Kargil is several thousand feet above sea-level. At those altitudes, snow is an ever-present factor, meaning it is absolutely essential to have snow-shoes. Now, with more men being rushed into Kargil, the Indian army needs snow-shoes in far greater quantity than before. These, however, are not easily available. The best commercial source happens to be in distant Austria. When the Indian authorities spoke to the Austrians, they stumbled upon an interesting fact -- several months ago, Pakistan had placed an order for 50,000 pairs.
This is not definitive proof, of course. It is possible that (a) the Pakistan army suddenly developed an interest in trekking, or (b) that our beloved neighbours didn't equip the invaders. But let us be serious -- does anyone really believe such stories? Scarcely!
However, offering proof of Pakistani complicity and actually getting rid of the militants are two different matters. Military history suggests it is easier to stage a sneak attack than to recapture territory. In August 1914, the German armies captured thirteen French provinces; it took the Allies four years to wrest them back. In six months, starting in December 1941, the Japanese ran over Malaysia, the Philippines, Thailand, Burma, Indonesia, and Singapore; it took four years to regain them. Does that mean that the positions in Kargil won't be recaptured soon? (If not as long as four years!)

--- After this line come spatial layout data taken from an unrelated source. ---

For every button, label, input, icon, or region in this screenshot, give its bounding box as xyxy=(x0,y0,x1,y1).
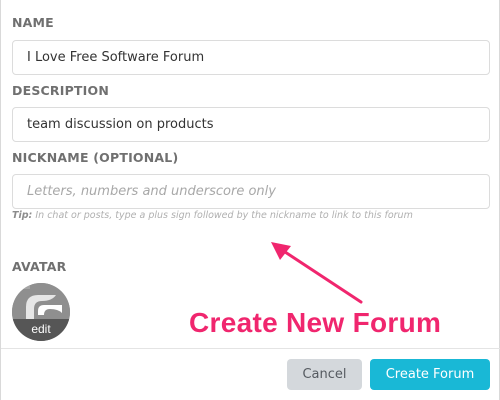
create-forum-dialog: NAME DESCRIPTION NICKNAME (OPTIONAL) Tip… xyxy=(0,0,500,400)
avatar-edit-label: edit xyxy=(12,319,70,341)
avatar-edit-button[interactable]: edit xyxy=(12,283,70,341)
nickname-tip: Tip: In chat or posts, type a plus sign … xyxy=(12,210,413,221)
footer-divider xyxy=(1,348,500,349)
annotation-arrow-icon xyxy=(271,242,363,304)
nickname-label: NICKNAME (OPTIONAL) xyxy=(12,150,179,165)
description-label: DESCRIPTION xyxy=(12,83,109,98)
nickname-input[interactable] xyxy=(12,174,490,209)
tip-text: In chat or posts, type a plus sign follo… xyxy=(32,210,413,221)
create-forum-button[interactable]: Create Forum xyxy=(370,359,490,390)
name-label: NAME xyxy=(12,15,54,30)
name-input[interactable] xyxy=(12,40,490,75)
avatar-label: AVATAR xyxy=(12,259,67,274)
annotation-text: Create New Forum xyxy=(189,307,442,338)
description-input[interactable] xyxy=(12,107,490,142)
tip-prefix: Tip: xyxy=(12,210,33,221)
cancel-button[interactable]: Cancel xyxy=(287,359,362,390)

I am afraid so. I am told the Indian army is prepared for the long haul rather than a brutally brief eviction. It has also been decided that there shall be no attempt to give Pakistan a dose of its own medicine. Why is this so when the prime minister has stated there shall be no let-up in military activity until every inch of soil is free once more?

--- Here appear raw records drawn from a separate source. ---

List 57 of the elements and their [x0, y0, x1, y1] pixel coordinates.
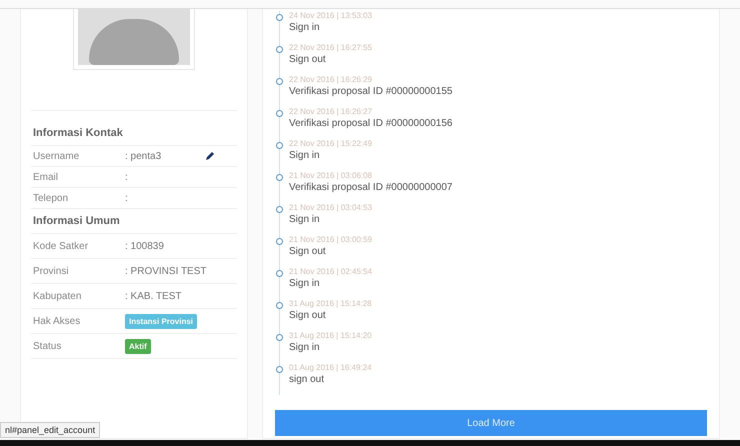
activity-text: Verifikasi proposal ID #00000000007 [289, 182, 454, 193]
activity-text: Sign out [289, 54, 327, 65]
timestamp: 24 Nov 2016 | 13:53:03 [289, 11, 374, 20]
timeline-dot [276, 302, 283, 309]
field-value: : [125, 172, 129, 182]
section-title: Informasi Umum [31, 209, 237, 234]
timestamp: 22 Nov 2016 | 16:26:27 [289, 107, 374, 116]
timestamp: 21 Nov 2016 | 02:45:54 [289, 267, 374, 276]
timeline-dot [276, 366, 283, 373]
status-bar-url: nl#panel_edit_account [0, 422, 100, 438]
timestamp: 22 Nov 2016 | 16:26:29 [289, 75, 374, 84]
activity-text: Verifikasi proposal ID #00000000156 [289, 118, 454, 129]
activity-text: Sign in [289, 342, 321, 353]
timeline-dot [276, 206, 283, 213]
field-value: : 100839 [125, 240, 164, 252]
timestamp: 01 Aug 2016 | 16:49:24 [289, 363, 373, 372]
timeline-dot [276, 78, 283, 85]
field-label: Provinsi [33, 266, 70, 276]
field-label: Telepon [33, 192, 70, 204]
timestamp: 31 Aug 2016 | 15:14:28 [289, 299, 373, 308]
timeline-dot [276, 110, 283, 117]
timeline-dot [276, 142, 283, 149]
field-label: Email [33, 172, 60, 182]
field-value: : PROVINSI TEST [125, 266, 206, 276]
activity-text: Sign out [289, 246, 327, 257]
timeline-dot [276, 174, 283, 181]
activity-text: sign out [289, 374, 326, 385]
activity-text: Verifikasi proposal ID #00000000155 [289, 86, 454, 97]
activity-text: Sign in [289, 278, 321, 289]
activity-text: Sign in [289, 214, 321, 225]
activity-text: Sign in [289, 22, 321, 33]
timestamp: 21 Nov 2016 | 03:00:59 [289, 235, 374, 244]
timeline-dot [276, 14, 283, 21]
timeline-dot [276, 46, 283, 53]
timestamp: 31 Aug 2016 | 15:14:20 [289, 331, 373, 340]
timeline-dot [276, 238, 283, 245]
field-label: Hak Akses [33, 316, 82, 326]
field-label: Username [33, 150, 80, 162]
field-value: : penta3 [125, 150, 162, 162]
field-label: Kode Satker [33, 240, 90, 252]
status-badge: Aktif [125, 338, 151, 354]
field-value: : [125, 192, 129, 204]
timestamp: 22 Nov 2016 | 15:22:49 [289, 139, 374, 148]
load-more-button[interactable]: Load More [275, 410, 707, 436]
timeline-dot [276, 334, 283, 341]
activity-text: Sign in [289, 150, 321, 161]
timestamp: 22 Nov 2016 | 16:27:55 [289, 43, 374, 52]
timeline-dot [276, 270, 283, 277]
timestamp: 21 Nov 2016 | 03:06:08 [289, 171, 374, 180]
status-badge: Instansi Provinsi [125, 314, 198, 328]
activity-text: Sign out [289, 310, 327, 321]
pencil-icon[interactable] [205, 151, 215, 161]
timestamp: 21 Nov 2016 | 03:04:53 [289, 203, 374, 212]
field-value: : KAB. TEST [125, 290, 182, 302]
section-title: Informasi Kontak [31, 121, 237, 146]
field-label: Kabupaten [33, 290, 82, 302]
field-label: Status [33, 340, 62, 352]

The first reason is it has been decided that there should be no more casualties than are absolutely necessary. The army has the manpower and the equipment to make short work of the invaders. If so desired, the militants can be swamped under sheer weight of numbers. But it will be an incredibly bloody affair, with the death-count rising rapidly by the minute. Nobody in Delhi cares a fig for the loss of Pakistani lives, but they are chary about Indian blood being spent. The thinking is that it is better to do the job slowly -- as long as it is done effectively.
If concern over the loss of lives is one concern, what is the other? India's standing in the world, to put it very simply. As discussed in this column last week India finds herself in the agreeable position of being tacitly supported by every major power. There have been discreet messages of understanding and promises of non-interference. But, at the same time, there have been equally polite messages "hoping" India respects the Line of Control.
The temptation of giving Pakistanis a taste of their own tactics is admittedly alluring. In past conflicts, that country always tried to open up a second front when the initial thrust started falling short. In 1965, a conflict that began in the Rann of Katch ended up several hundred miles north. In 1971, Pakistan tried to relieve pressure in East Pakistan (now Bangladesh) by bombing airfields in Punjab.
But what does India gain by occupying Pakistani territory other than momentary satisfaction? As Pakistan is finding out, sneak attacks are one thing, hanging on to captured land is quite another. By invading, we shall offer hostages to fortune -- we can neither stay on without spending money and men, nor retreat without loss of face.
Let Pakistan continue to bleed -- literally and in economic terms -- as much as it wants, losing global sympathy as it goes. Politically, it makes more sense for the Vajpayee ministry to go in for a quick solution. But if moving slowly but surely makes more sense -- both by saving lives and in strategic terms -- I for one won't try to play the armchair-general.